Seeking to Be No. 1, Toyota Traded Quality for Quantity
This corporate turning point came in 2002, when Toyota management saw an opportunity to take the top spot in the global automobile industry away from General Motors. According to The New York Times, that was the year that Toyota executives set themselves the goal of controlling 15% of the global auto industry by 2010 -- which, if achieved, would put it ahead of GM.
To achieve that goal (and it did), Toyota had to grow at an astonishing rate of 50% -- leading it to build new plants in the U.S. and across Asia, and to introduce a host of new models. Further, Toyota widely expanded its supplier base, purchasing parts from companies around the world and shifting away from its reliance on the small group of Japanese firms that had been its longtime partners.
The sudden acceleration problem at issue in the current recall might be attributable to that decision: The pedals in the vehicles affected come from a supplier's Canadian plant, according to The New York Times.
Toyota appears to have been dragged reluctantly into halting production of the vehicles with the stuck accelerator problem. According to The New York Times, it took "prodding by the Transportation Department" for Toyota to announce on Tuesday that it was temporarily stopping production and sales of eight models that make up more than half of its U.S. sales after two major recalls since November.
But these problems go back a long way.
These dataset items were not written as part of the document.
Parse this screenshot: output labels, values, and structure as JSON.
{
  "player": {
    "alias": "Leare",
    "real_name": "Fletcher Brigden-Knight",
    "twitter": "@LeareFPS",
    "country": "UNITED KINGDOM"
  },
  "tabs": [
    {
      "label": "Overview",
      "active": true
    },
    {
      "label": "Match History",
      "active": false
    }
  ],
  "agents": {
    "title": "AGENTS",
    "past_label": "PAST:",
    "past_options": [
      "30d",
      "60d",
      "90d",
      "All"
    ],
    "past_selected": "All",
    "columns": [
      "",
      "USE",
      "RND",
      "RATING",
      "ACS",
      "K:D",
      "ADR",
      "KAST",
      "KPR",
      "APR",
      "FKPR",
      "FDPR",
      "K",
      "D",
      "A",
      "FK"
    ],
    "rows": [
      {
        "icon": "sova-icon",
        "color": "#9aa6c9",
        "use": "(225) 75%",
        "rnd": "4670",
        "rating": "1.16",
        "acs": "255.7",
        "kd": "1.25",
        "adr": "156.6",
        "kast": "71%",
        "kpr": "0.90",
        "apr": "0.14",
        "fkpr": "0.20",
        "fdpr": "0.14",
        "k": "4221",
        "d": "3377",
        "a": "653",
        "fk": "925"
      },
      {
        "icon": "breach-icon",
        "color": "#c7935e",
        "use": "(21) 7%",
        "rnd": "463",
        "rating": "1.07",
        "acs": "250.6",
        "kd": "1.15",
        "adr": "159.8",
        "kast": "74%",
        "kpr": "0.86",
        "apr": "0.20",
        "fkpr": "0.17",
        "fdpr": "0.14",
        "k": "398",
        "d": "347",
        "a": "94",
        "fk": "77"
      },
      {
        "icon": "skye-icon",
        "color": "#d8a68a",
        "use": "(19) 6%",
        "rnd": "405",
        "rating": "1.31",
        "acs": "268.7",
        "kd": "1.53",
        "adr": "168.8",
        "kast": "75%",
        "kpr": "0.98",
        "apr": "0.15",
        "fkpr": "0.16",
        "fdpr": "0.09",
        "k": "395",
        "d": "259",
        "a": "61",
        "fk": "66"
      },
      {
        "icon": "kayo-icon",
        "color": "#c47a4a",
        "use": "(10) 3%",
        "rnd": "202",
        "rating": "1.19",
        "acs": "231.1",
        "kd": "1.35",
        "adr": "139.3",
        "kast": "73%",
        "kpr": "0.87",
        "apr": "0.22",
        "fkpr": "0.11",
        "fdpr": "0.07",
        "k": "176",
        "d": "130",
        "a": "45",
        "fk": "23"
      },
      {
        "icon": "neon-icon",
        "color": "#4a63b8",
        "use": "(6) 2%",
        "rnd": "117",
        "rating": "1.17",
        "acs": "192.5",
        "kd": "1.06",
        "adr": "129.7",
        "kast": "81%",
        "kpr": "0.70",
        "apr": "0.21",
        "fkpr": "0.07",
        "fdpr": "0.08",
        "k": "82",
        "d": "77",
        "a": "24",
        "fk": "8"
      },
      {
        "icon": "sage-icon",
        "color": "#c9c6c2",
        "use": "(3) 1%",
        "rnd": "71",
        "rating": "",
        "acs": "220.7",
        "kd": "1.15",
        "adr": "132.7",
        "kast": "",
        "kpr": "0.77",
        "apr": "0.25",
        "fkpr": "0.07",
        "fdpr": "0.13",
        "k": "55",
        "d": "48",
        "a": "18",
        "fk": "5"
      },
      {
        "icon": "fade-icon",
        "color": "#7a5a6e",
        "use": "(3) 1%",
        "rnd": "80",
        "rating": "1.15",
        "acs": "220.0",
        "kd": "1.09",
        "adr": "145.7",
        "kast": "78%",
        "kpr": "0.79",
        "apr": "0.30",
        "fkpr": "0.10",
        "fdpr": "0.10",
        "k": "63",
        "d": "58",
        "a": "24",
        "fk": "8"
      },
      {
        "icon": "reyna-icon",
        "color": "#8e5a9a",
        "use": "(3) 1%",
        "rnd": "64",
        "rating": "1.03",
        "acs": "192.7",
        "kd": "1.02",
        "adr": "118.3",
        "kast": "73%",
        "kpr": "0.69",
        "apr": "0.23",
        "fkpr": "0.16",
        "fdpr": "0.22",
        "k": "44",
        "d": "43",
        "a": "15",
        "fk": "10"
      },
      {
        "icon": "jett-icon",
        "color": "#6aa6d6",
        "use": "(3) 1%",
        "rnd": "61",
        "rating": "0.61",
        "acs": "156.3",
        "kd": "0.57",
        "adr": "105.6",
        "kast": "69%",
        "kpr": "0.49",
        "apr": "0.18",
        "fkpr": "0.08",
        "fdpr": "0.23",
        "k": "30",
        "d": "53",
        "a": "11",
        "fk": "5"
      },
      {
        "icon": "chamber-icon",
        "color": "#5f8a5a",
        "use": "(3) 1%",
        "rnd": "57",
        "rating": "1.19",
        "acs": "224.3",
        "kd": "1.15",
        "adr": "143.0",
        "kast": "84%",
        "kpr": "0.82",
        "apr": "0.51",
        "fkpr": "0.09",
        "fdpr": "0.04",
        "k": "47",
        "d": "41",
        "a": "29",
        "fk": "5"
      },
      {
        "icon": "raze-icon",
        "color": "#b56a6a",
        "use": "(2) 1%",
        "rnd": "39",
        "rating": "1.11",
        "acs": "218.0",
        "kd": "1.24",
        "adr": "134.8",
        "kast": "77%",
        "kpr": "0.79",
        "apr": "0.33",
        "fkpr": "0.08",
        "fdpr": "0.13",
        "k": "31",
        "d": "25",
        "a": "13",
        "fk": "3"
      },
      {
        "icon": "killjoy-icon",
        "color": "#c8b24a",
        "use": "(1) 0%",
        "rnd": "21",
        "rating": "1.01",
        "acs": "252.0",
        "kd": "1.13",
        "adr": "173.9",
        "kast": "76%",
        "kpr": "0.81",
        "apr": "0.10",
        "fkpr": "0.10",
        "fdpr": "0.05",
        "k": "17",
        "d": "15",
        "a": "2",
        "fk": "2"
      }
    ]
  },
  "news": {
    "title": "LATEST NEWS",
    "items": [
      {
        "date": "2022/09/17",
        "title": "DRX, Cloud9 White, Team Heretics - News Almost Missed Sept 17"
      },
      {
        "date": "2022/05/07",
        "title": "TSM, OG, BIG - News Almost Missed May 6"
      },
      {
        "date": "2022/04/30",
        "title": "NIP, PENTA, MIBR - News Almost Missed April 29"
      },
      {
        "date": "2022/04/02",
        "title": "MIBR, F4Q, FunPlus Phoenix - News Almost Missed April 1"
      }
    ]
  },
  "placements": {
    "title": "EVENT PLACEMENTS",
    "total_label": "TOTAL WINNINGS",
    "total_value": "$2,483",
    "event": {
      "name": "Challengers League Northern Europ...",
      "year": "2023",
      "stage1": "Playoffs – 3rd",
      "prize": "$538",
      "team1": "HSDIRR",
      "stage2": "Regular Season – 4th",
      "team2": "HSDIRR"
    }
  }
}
According to The Wall Street Journal, records at the National Highway Traffic Safety Administration show sudden acceleration complaints for Toyota and Lexus vehicles dating back six years. The Journal found that in 2004, NHTSA investigated reports of speed-control issues in Lexus ES350 and Toyota Camry sedans from the 2002 and 2003 model years.
Toyota grew for decades because it had a reputation for quality that sprang from vehicles that cost less to maintain and lasted longer -- attributes for which consumers happily paid a price premium, as I wrote about four years ago. But when Toyota management set its sights on overtaking GM, it may have abandoned the values that had given consumers that willingness to pay more.
Now, it looks like Toyota's push to achieve market dominance led it to ignore any information that got in the way of that goal. This is a decision-making disease called confirmation bias -- a problem about which I wrote in connection with GM's failure. The syndrome, which causes leaders to ignore inconvenient truths in pursuit of their goals, is now costing Toyota in ways that could far offset all the benefits it gained from winning the right to call itself the world's biggest vehicle maker.